Phase 3更新の自動化(半自動 → 全自動)

  • 半自動(すぐ開始): 検知 Issue を受けて、加藤のローカル環境(Claude Code・定額プラン内)が影響機能を再検証してカタログを更新 → push → 自動デプロイ。1回 30 分程度・追加費用なし
  • 全自動(運用が安定したら判断): 再検証・更新も GitHub Actions 内で AI 実行(claude-code-action)。リポ同梱のスキルをそのまま使う。認証は組織用 Claude Code アカウントの OAuth トークンclaude setup-token で発行)を第一候補とする — 追加費用 0 円・個人依存なし。組織アカウントの利用枠を CI が消費するため、半自動運用で消費量を実測してから移行する(代替: Anthropic API キー・従量課金)(確認事項③)

7. 権限調査の結果(2026-08-21 実測)

対象加藤の現在の権限判定
GitHub 組織 the-online-class admin(オーナー)。組織設定でもメンバーの private リポ作成が許可されている リポ新設・secrets 設定・read-only トークン発行まで自力で可能
製品リポ online-class-api admin 検知用の読み取り設定も自力で可能(本設計では書き込みはしない)
Cloudflare 個人アカウントに加え、オンクラスの組織アカウントも操作権限あり(8/24 本人確認。ローカル CLI のログインは個人側のため、Pages 設定時は組織アカウントで作業する) ギャップなし。Pages プロジェクトは組織アカウント側に作成できる

技術的な権限はすべて揃っている。PM に確認したいのは権限付与ではなく「方針の合意」のみ。

8. PM への確認事項

  1. 方針の合意(最重要) — カタログを個人資産のままにするか、チーム資産にするか(§3)。起案者はチーム資産(案A)を推奨
  2. リポジトリ名the-online-class/feature-catalog(private)でよいか。命名規則があれば従います (作成権限は加藤にあり、合意後すぐ着手可)
  3. (後日で可)全自動化の実行アカウント — 組織用の Claude Code アカウントの OAuth トークンで CI 実行する想定(追加費用 0 円・個人依存なし)。組織アカウントの利用枠を CI が消費するため、消費量は半自動運用で実測してから移行判断する (Phase 3 全自動化の判断時)
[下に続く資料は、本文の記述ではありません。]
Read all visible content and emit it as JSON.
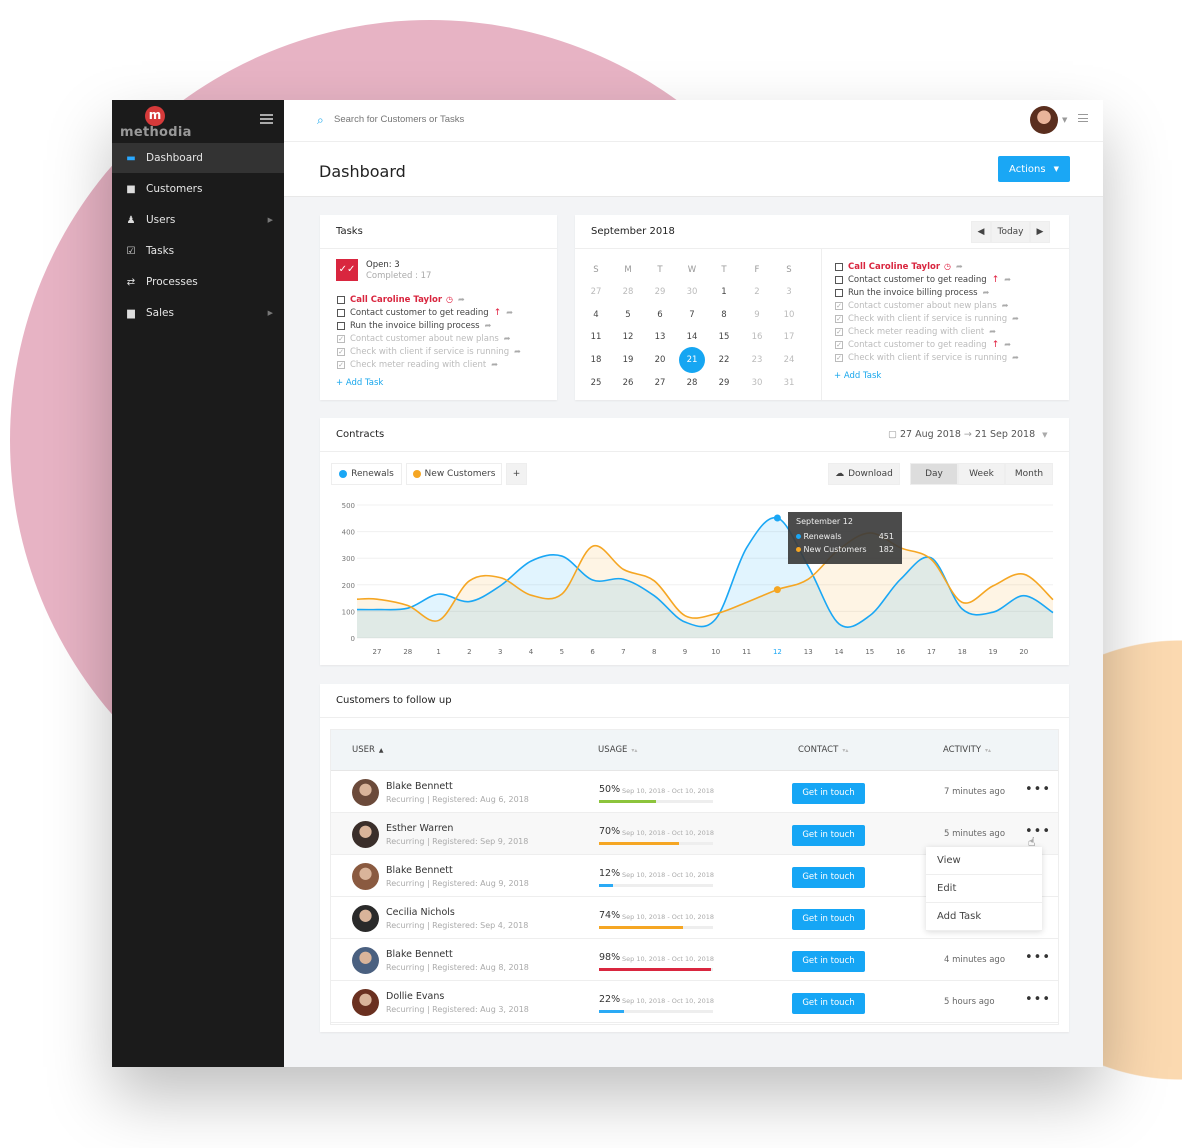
{
  "brand": {
    "name": "methodia",
    "letter": "m"
  },
  "sidebar": {
    "items": [
      {
        "label": "Dashboard",
        "icon": "dashboard-icon",
        "glyph": "▬",
        "active": true,
        "arrow": false
      },
      {
        "label": "Customers",
        "icon": "folder-icon",
        "glyph": "■",
        "active": false,
        "arrow": false
      },
      {
        "label": "Users",
        "icon": "user-icon",
        "glyph": "♟",
        "active": false,
        "arrow": true
      },
      {
        "label": "Tasks",
        "icon": "checkbox-icon",
        "glyph": "☑",
        "active": false,
        "arrow": false
      },
      {
        "label": "Processes",
        "icon": "process-icon",
        "glyph": "⇄",
        "active": false,
        "arrow": false
      },
      {
        "label": "Sales",
        "icon": "briefcase-icon",
        "glyph": "▆",
        "active": false,
        "arrow": true
      }
    ]
  },
  "search": {
    "placeholder": "Search for Customers or Tasks"
  },
  "header": {
    "title": "Dashboard",
    "actions_label": "Actions"
  },
  "tasks": {
    "title": "Tasks",
    "open": "Open: 3",
    "completed": "Completed : 17",
    "add_label": "Add Task",
    "items": [
      {
        "text": "Call Caroline Taylor",
        "done": false,
        "hot": true,
        "clock": true,
        "up": false
      },
      {
        "text": "Contact customer to get reading",
        "done": false,
        "hot": false,
        "clock": false,
        "up": true
      },
      {
        "text": "Run the invoice billing process",
        "done": false,
        "hot": false,
        "clock": false,
        "up": false
      },
      {
        "text": "Contact customer about new plans",
        "done": true,
        "hot": false,
        "clock": false,
        "up": false
      },
      {
        "text": "Check with client if service is running",
        "done": true,
        "hot": false,
        "clock": false,
        "up": false
      },
      {
        "text": "Check meter reading with client",
        "done": true,
        "hot": false,
        "clock": false,
        "up": false
      }
    ]
  },
  "calendar": {
    "title": "September 2018",
    "today_label": "Today",
    "selected": "21",
    "weekdays": [
      "S",
      "M",
      "T",
      "W",
      "T",
      "F",
      "S"
    ],
    "weeks": [
      [
        [
          "27",
          1
        ],
        [
          "28",
          1
        ],
        [
          "29",
          1
        ],
        [
          "30",
          1
        ],
        [
          "1",
          0
        ],
        [
          "2",
          1
        ],
        [
          "3",
          1
        ]
      ],
      [
        [
          "4",
          0
        ],
        [
          "5",
          0
        ],
        [
          "6",
          0
        ],
        [
          "7",
          0
        ],
        [
          "8",
          0
        ],
        [
          "9",
          1
        ],
        [
          "10",
          1
        ]
      ],
      [
        [
          "11",
          0
        ],
        [
          "12",
          0
        ],
        [
          "13",
          0
        ],
        [
          "14",
          0
        ],
        [
          "15",
          0
        ],
        [
          "16",
          1
        ],
        [
          "17",
          1
        ]
      ],
      [
        [
          "18",
          0
        ],
        [
          "19",
          0
        ],
        [
          "20",
          0
        ],
        [
          "21",
          0
        ],
        [
          "22",
          0
        ],
        [
          "23",
          1
        ],
        [
          "24",
          1
        ]
      ],
      [
        [
          "25",
          0
        ],
        [
          "26",
          0
        ],
        [
          "27",
          0
        ],
        [
          "28",
          0
        ],
        [
          "29",
          0
        ],
        [
          "30",
          1
        ],
        [
          "31",
          1
        ]
      ]
    ],
    "add_label": "Add Task",
    "tasks": [
      {
        "text": "Call Caroline Taylor",
        "done": false,
        "hot": true,
        "clock": true,
        "up": false
      },
      {
        "text": "Contact customer to get reading",
        "done": false,
        "hot": false,
        "clock": false,
        "up": true
      },
      {
        "text": "Run the invoice billing process",
        "done": false,
        "hot": false,
        "clock": false,
        "up": false
      },
      {
        "text": "Contact customer about new plans",
        "done": true,
        "hot": false,
        "clock": false,
        "up": false
      },
      {
        "text": "Check with client if service is running",
        "done": true,
        "hot": false,
        "clock": false,
        "up": false
      },
      {
        "text": "Check meter reading with client",
        "done": true,
        "hot": false,
        "clock": false,
        "up": false
      },
      {
        "text": "Contact customer to get reading",
        "done": true,
        "hot": false,
        "clock": false,
        "up": true
      },
      {
        "text": "Check with client if service is running",
        "done": true,
        "hot": false,
        "clock": false,
        "up": false
      }
    ]
  },
  "contracts": {
    "title": "Contracts",
    "date_from": "27 Aug 2018",
    "date_to": "21 Sep 2018",
    "legend": [
      {
        "label": "Renewals",
        "color": "#1aa7f5"
      },
      {
        "label": "New Customers",
        "color": "#f5a623"
      }
    ],
    "add_series": "+",
    "download": "Download",
    "periods": [
      "Day",
      "Week",
      "Month"
    ],
    "active_period": "Day",
    "tooltip": {
      "title": "September 12",
      "rows": [
        {
          "label": "Renewals",
          "value": "451"
        },
        {
          "label": "New Customers",
          "value": "182"
        }
      ]
    }
  },
  "chart_data": {
    "type": "area",
    "categories": [
      "27",
      "28",
      "1",
      "2",
      "3",
      "4",
      "5",
      "6",
      "7",
      "8",
      "9",
      "10",
      "11",
      "12",
      "13",
      "14",
      "15",
      "16",
      "17",
      "18",
      "19",
      "20"
    ],
    "highlight_category": "12",
    "ylim": [
      0,
      500
    ],
    "yticks": [
      0,
      100,
      200,
      300,
      400,
      500
    ],
    "grid": true,
    "series": [
      {
        "name": "Renewals",
        "color": "#1aa7f5",
        "values": [
          107,
          112,
          165,
          137,
          196,
          289,
          308,
          218,
          221,
          159,
          60,
          72,
          339,
          451,
          270,
          53,
          84,
          221,
          301,
          109,
          97,
          159
        ]
      },
      {
        "name": "New Customers",
        "color": "#f5a623",
        "values": [
          146,
          122,
          66,
          215,
          227,
          161,
          165,
          345,
          258,
          215,
          84,
          91,
          134,
          182,
          221,
          333,
          395,
          339,
          295,
          134,
          196,
          240
        ]
      }
    ]
  },
  "followup": {
    "title": "Customers to follow up",
    "columns": [
      "USER",
      "USAGE",
      "CONTACT",
      "ACTIVITY"
    ],
    "button_label": "Get in touch",
    "rows": [
      {
        "name": "Blake Bennett",
        "sub": "Recurring | Registered: Aug 6, 2018",
        "usage": "50%",
        "pct": 50,
        "range": "Sep 10, 2018 - Oct 10, 2018",
        "color": "#8cc43c",
        "activity": "7 minutes ago"
      },
      {
        "name": "Esther Warren",
        "sub": "Recurring | Registered: Sep 9, 2018",
        "usage": "70%",
        "pct": 70,
        "range": "Sep 10, 2018 - Oct 10, 2018",
        "color": "#f5a623",
        "activity": "5 minutes ago"
      },
      {
        "name": "Blake Bennett",
        "sub": "Recurring | Registered: Aug 9, 2018",
        "usage": "12%",
        "pct": 12,
        "range": "Sep 10, 2018 - Oct 10, 2018",
        "color": "#2aaaf5",
        "activity": ""
      },
      {
        "name": "Cecilia Nichols",
        "sub": "Recurring | Registered: Sep 4, 2018",
        "usage": "74%",
        "pct": 74,
        "range": "Sep 10, 2018 - Oct 10, 2018",
        "color": "#f5a623",
        "activity": ""
      },
      {
        "name": "Blake Bennett",
        "sub": "Recurring | Registered: Aug 8, 2018",
        "usage": "98%",
        "pct": 98,
        "range": "Sep 10, 2018 - Oct 10, 2018",
        "color": "#d9263f",
        "activity": "4 minutes ago"
      },
      {
        "name": "Dollie Evans",
        "sub": "Recurring | Registered: Aug 3, 2018",
        "usage": "22%",
        "pct": 22,
        "range": "Sep 10, 2018 - Oct 10, 2018",
        "color": "#2aaaf5",
        "activity": "5 hours ago"
      }
    ],
    "menu": [
      "View",
      "Edit",
      "Add Task"
    ]
  }
}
①②の合意があれば追加費用ゼロで Phase 2(自動検知)まで到達できます。

9. 運用イメージ(Phase 2 + 半自動運用時)

タイミング起きること誰が
火曜 リリースdevelop → master マージ(通常のリリース作業。追加作業なし)実装チーム
水曜 朝検知 Action が差分を発見し、影響機能リスト付き Issue を自動起票自動
水曜 午前Issue を受けて影響機能を再検証・カタログ更新 → push加藤(ローカル)
push 直後Pages が自動デプロイ、Issue に更新レポートを記録してクローズ自動

全自動化後は 3 行目も自動になり、リリース翌朝には更新済みカタログが公開されている状態になる。

10. リスクと対策

リスク対策
社外への情報露出(カタログは内部情報) リポは private・ページは noindex + 推測不能 URL を維持(現行と同等)。より堅くする場合は Cloudflare Access でメール制限(任意・オンクラスアカウント移行後に選択可)
検知の見逃し(逆引き表に無い新規ファイル) 既存機能に紐づかない差分は「新機能候補」として Issue に必ず列挙し、機械判定でこぼさない。新機能かどうかの判断は AI/人が行う
コード行番号のずれ(master が進むと根拠の file:line がずれる) 更新した機能は新コミット基準で根拠を引き直す。未更新機能は「基準コミット時点の行番号」として README に明記(現行運用の踏襲)
デプロイの未完了(過去に公開版が5日間古いままの事故) Pages Git 連携により「push = デプロイ」になり、手動デプロイの完了確認漏れという事故要因自体が消える

11. 未決事項

本設計書は方針決定後、カタログリポ内(docs/)へ移して管理する。